When you finish training, orders come out. This isn't fair either. Sometimes single people go to very family-friendly assignments like Ft. Belvoir, or Germany, or Ft. Richardson, or even Hawaii. Sometimes married people get sent unaccompanied to Korea. Some people will get non-deploying assignments, and stay home for their entire enlistments. Others will deploy within weeks of graduation. Some people get assignments they love (I got Ft. Hood), others get assignments that are widely considered the armpit of the Army (Thak got Ft. Riley for his first Active Duty assignment). There are only two things guaranteed. Everyone gets an assignment, and it definitely isn't fair who gets what.

Then in today's Army, someday you deploy in most cases. Maybe it's a year from your training graduation. Maybe it's a week. Maybe you never do. Most people deploy, though. When you get there, you'll notice that some people get put on these really big bases all over whatever shitohle of a middle eastern country they send you to. They have all kinds of stuff to do, celebrities come visit them, they can even buy their own custom made Harley Davidson right on the base (it'll be waiting for them when they get home). Their communications are so good they get reliable internet in their room, so great that everyone can stream video all at the same time if they wanted. The phone centers are huge, but nobody needs that anyhow since there's so much availability of cell phones, and it's so safe that the commander actually lets his/her soldiers get them! Then there's the other people. They get stuck in places so remote the only married guy in the squad has to beg his wife to supply seven guys with toothpaste, soap, and cigarettes for a year because there's nowhere to buy any within 100 miles, where there's really no communication beyond a satellite phone that's always broken, where the mail comes in maybe once a month.... Then there is a lot in between. Only two things are for sure. Everyone goes where Uncle Sam needs them, and it's DEFINITELY not fair.

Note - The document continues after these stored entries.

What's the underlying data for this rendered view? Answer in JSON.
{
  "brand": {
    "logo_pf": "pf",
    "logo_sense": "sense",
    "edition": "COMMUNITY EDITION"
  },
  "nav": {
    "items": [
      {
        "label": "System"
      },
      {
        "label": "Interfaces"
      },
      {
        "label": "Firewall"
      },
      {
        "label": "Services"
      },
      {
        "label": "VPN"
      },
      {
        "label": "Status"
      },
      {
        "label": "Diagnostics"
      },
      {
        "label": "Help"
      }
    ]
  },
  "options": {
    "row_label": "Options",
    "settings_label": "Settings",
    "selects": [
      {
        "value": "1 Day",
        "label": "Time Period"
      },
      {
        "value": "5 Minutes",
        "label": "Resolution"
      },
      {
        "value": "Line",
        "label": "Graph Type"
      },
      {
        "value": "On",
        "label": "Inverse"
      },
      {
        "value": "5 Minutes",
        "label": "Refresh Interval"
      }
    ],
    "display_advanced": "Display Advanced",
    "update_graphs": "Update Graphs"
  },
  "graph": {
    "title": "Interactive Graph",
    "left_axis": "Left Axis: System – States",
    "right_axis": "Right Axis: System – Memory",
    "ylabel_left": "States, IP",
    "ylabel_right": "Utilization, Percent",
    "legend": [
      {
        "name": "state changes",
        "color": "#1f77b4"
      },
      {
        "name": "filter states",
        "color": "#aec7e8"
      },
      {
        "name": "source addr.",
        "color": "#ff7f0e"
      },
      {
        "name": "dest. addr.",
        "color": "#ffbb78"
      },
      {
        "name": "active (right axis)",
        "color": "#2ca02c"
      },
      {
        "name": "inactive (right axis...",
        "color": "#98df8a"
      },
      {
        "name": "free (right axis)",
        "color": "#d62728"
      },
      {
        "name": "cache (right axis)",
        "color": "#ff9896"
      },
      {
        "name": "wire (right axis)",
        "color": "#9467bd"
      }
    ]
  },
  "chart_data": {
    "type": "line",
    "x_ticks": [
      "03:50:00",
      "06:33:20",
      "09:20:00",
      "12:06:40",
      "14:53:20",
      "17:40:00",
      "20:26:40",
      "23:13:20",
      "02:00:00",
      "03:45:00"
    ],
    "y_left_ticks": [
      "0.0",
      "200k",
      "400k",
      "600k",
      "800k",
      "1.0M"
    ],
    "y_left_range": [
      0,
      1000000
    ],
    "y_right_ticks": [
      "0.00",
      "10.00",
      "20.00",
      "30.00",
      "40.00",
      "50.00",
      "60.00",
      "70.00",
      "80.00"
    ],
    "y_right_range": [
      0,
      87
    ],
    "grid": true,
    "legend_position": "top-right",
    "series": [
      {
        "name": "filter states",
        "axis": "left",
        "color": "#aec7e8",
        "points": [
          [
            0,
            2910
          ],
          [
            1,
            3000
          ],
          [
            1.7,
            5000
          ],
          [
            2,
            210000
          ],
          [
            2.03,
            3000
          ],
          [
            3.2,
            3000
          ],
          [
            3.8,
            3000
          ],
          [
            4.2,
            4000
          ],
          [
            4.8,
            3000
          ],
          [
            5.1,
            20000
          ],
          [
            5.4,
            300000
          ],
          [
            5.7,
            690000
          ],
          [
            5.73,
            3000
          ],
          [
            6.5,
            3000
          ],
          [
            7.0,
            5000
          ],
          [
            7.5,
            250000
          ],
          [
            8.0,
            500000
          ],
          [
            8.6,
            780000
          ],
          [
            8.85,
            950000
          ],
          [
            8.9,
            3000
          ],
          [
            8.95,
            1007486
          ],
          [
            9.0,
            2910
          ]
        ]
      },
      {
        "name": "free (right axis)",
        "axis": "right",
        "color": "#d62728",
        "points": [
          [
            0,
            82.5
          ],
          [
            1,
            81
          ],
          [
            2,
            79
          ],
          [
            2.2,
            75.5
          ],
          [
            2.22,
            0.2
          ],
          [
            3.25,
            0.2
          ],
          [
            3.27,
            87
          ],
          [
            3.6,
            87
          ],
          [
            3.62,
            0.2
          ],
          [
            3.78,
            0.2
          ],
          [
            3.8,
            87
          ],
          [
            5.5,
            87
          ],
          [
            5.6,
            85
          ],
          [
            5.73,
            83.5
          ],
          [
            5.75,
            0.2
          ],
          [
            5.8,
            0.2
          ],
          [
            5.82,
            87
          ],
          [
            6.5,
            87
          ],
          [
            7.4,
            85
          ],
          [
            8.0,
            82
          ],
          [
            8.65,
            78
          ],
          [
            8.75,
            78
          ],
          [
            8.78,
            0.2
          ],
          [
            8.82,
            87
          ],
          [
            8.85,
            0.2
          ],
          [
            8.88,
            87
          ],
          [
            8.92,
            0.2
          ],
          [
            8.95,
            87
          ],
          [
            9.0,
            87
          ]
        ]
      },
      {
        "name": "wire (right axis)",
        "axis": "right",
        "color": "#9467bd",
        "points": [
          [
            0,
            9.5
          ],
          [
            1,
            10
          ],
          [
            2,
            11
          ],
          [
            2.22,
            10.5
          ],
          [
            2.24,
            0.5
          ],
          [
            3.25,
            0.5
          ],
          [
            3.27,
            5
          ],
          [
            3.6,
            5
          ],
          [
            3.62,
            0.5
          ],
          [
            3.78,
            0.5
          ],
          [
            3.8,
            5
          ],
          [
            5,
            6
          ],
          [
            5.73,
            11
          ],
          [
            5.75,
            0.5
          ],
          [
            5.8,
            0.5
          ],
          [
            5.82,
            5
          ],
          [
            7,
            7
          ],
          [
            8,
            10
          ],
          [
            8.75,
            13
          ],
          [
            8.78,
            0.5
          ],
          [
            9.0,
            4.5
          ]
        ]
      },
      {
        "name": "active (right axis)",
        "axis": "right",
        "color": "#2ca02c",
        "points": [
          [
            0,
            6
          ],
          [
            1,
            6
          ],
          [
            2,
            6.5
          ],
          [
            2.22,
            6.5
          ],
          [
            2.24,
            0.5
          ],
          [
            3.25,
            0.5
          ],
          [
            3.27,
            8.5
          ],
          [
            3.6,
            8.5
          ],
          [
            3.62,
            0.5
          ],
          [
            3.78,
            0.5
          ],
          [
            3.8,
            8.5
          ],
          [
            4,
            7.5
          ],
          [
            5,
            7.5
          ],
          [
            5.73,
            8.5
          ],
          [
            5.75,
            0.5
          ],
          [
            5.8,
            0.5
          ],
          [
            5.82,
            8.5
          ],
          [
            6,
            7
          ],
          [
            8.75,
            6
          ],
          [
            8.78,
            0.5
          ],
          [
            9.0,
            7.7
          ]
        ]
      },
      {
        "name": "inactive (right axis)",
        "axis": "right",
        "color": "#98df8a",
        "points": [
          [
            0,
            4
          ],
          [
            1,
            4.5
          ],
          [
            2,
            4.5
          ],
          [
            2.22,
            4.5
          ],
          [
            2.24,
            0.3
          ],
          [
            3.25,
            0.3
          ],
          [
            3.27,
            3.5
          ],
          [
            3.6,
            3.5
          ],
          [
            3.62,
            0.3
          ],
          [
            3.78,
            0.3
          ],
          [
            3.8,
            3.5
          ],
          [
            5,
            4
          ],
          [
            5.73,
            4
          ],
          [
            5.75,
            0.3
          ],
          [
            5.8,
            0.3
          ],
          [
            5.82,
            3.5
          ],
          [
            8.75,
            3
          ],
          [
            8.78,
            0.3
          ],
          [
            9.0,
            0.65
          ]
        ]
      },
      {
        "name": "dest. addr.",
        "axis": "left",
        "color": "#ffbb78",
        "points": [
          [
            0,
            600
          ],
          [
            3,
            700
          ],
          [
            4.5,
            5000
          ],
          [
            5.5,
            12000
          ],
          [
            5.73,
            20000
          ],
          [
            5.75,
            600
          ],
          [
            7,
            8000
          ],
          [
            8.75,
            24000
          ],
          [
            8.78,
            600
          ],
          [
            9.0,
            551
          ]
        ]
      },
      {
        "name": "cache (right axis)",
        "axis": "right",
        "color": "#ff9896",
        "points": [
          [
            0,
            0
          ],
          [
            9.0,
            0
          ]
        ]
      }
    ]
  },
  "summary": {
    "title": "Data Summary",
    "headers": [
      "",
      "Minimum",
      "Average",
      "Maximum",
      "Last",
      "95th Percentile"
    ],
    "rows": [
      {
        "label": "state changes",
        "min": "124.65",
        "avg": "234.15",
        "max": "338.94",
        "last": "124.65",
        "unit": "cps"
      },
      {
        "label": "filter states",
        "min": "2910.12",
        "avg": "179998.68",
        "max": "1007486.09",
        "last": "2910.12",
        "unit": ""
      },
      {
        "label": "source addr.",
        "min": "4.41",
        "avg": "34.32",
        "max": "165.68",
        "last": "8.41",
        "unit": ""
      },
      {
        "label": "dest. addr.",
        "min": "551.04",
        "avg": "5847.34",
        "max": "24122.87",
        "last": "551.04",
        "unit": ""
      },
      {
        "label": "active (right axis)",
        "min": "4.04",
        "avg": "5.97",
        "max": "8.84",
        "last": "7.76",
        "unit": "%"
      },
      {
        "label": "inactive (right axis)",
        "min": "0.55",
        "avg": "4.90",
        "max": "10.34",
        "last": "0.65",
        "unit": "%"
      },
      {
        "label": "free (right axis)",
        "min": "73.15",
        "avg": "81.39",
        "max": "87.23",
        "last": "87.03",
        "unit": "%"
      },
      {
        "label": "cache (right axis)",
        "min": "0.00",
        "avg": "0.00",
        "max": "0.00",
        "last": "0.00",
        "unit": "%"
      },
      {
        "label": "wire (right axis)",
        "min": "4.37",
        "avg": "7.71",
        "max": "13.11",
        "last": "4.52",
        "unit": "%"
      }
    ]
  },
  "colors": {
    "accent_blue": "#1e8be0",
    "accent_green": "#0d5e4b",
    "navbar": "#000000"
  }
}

Beyond that, there's the thing everyone thinks about when they think about deployments. I will just say, there is nothing fair about the Casualty Notification Officer's job. He/she doesn't pick and choose. The bombs that send him/her to some unsuspecting family's doorstep don't pick and choose. War doesn't pick and choose. Some people die. It completely fucking blows, and it's not fair. Why did that Staff Sergeant die just weeks before he would have come home and met his newborn daughter for the first time? Why did one of the best NCO's I ever met get killed by a roadside bomb last year, while countless people who have done so much less come home unscathed? Why did that sniper choose the Lieutenant who had left behind a wife pregnant with twins, and spare the bachelor Captain next to him? Simple answer: Because that is what war does, it makes zero sense, it is THE single ugliest thing in human comprehension, and it is not fair.

What's more, even the ones who do come home aren't dealt fair hands. One of my friends from Ft. Stewart didn't lose her husband when a roadside bomb exploded under his humvee. She did, however, spend months in Walter Reed with him. That story ends well. He kept both legs, walked again, and was medically retired at a high disability percentage (lots of money) a year later. What about the ones who don't end that well? They're everywhere, missing limbs, having nightmares all the time, heavily medicated, brain injured.... These are soldiers, too. They just aren't the lucky ones. They enlisted just like me, or Thak, or any other soldier. We were just luckier is all.

Every person who joins the Army, whether by enlistment or commissioning, has written the same blank check to Uncle Sam. We all took an oath to do whatever our country needed us to do, even if it cost us life, limb, or whatever else. We all took the same oath. Uncle Sam asked something of each of us, but it wasn't the same thing of everyone. It never has been. Any old vet can tell you that. If you want fair, the Army's probably not your place.